Wydaje się, że Fitbit wziął to, co było cechą charakterystyczną opaski Charge 2 i po prostu zmodyfikował „dobre”, czyniąc je „lepszym”. Charge 3 ma wyświetlacz OLED, który jest prawie o 40% większy i jaśniejszy niż ten zastosowany w Charge 2. Działa on w skali szarości, żeby zapewnić jak najdłuższe działanie urządzenia na baterii. A to jest całkiem niezłe – producent deklaruje nawet 7 dni pracy bez doładowywania.
Opaska jest wodoodporna, więc bez strachu można zabierać ją na basen czy pluskać się w jeziorze, nie mówiąc już o zwykłym prysznicu.

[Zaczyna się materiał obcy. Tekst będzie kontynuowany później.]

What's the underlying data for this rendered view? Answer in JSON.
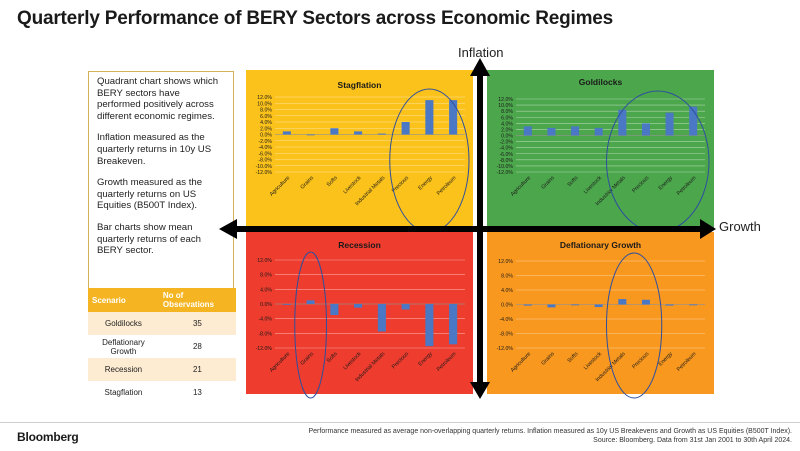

Co jeszcze? Fitbit Charge 3 potrafi nieustannie sprawdzać nasz puls, śledzi 15 rodzajów ćwiczeń fizycznych, poinformuje o zmianie poziomu tlenu we krwi i będzie monitorować nasz sen. Sprzęt nie ma jednak wbudowanego modułu GPS, co na pewno odbiłoby się na czasie pracy urządzenia. Dlatego też niezbędnym dobrem komplementarnym do tej opaski jest smartfon z zainstalowaną aplikacją Fitbita.
Nowy smartband jest już dostępny w sprzedaży w Stanach Zjednoczonych, za 149,95 dolarów. Globalnie powinien być dostępny w październiku. Przewiduje się, że wtedy zadebiutuje również inna wersja Charge 3 Special Edition z modułem Fitbit Pay, umożliwiającym dokonywania płatności przy pomocy opaski (choć nie będzie ona kompatybilna z terminalami w Polsce, przynajmniej na razie).